Mapping the climate alarm-denial spectrum

Where are you? Where’s your community?

As the times get more confusing, mapping your situation becomes more important, and so does calibrating it. By this, I mean some kind of validation that helps you to feel that your view of your situation is realistic and appropriate. As Joanna Macy, creator of the Work that Reconnects, points out, the forces of capitalism keep telling us we’re alone and needy: we have to find our own ways of mutual support and calibration.

It’s my own desire for validation which has led me to devise the climate alarm-denial spectrum, as shown below. Although I think of my home town as a moderately progressive community, I’ve so far found only a handful of people who are in the same place as me on this spectrum.

To explore this further, you could look at authoritative views on the climate crisis, such as the IPCC (Intergovernmental Panel on Climate Change) Sixth Report. There’s a widespread view among environmental groups that the gap between the level of climate response needed, and what governments, households and businesses are actually doing, is huge, and we’re rapidly running out of time to bridge the gap. The IPCC say we have to make radical, transformational changes by 2030, and there’s little sign that will happen.

All this leads me to my position on the spectrum, which I call Rational Alarm.

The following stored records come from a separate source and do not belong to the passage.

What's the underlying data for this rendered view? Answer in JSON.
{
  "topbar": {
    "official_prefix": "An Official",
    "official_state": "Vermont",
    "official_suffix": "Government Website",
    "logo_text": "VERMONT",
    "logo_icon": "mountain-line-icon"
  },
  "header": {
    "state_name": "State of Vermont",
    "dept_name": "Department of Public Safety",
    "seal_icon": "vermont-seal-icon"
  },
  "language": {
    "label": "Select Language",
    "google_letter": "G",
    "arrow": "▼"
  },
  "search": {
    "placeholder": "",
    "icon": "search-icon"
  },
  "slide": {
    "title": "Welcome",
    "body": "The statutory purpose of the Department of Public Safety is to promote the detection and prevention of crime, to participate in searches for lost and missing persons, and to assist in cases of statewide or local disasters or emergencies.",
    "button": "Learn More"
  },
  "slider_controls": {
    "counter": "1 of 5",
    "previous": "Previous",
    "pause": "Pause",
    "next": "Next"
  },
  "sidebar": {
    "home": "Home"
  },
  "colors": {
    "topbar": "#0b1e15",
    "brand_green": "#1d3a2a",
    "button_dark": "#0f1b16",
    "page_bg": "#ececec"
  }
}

I support the views of the Deep Adaptation movement, that we need the skills and structures to live with major disruptions which could well happen in the next few years: for example, shortages and massive price inflation for food and energy supplies, and interruptions to essential services like electricity and the internet. I’ve explored this further, and highlighted the UK Government National Risk Register as an official view on all this, in my blog on Emergency Resilience.

The kinds of adaptation we need can’t all be done by individuals and households. The scale of disruptions is such that we need collective capacity, both in sharing physical resources, and for emotional support and wellbeing in times that will become more traumatic. How do we gather groups of people willing to create such collective capacity? My guess is that they are most likely to come from existing environmental groups, such as Deep Adaptation, Transition Towns, Extinction Rebellion, Friends of the Earth.

This kind of collective capacity could take the form of adaptive networks in existing towns and neighbourhoods, or new ‘adaptive hamlets’: I’ve explored both of these possibilities in this blog.

At present, my impression is that the Rational Alarm segment of the UK population is a small one, sandwiched between what I regard as extreme and excessive alarm on one side, and implicit denial on the other. If you share my view of what’s needed, I urge you to open a conversation about this with any environmental groups or community networks you are part of.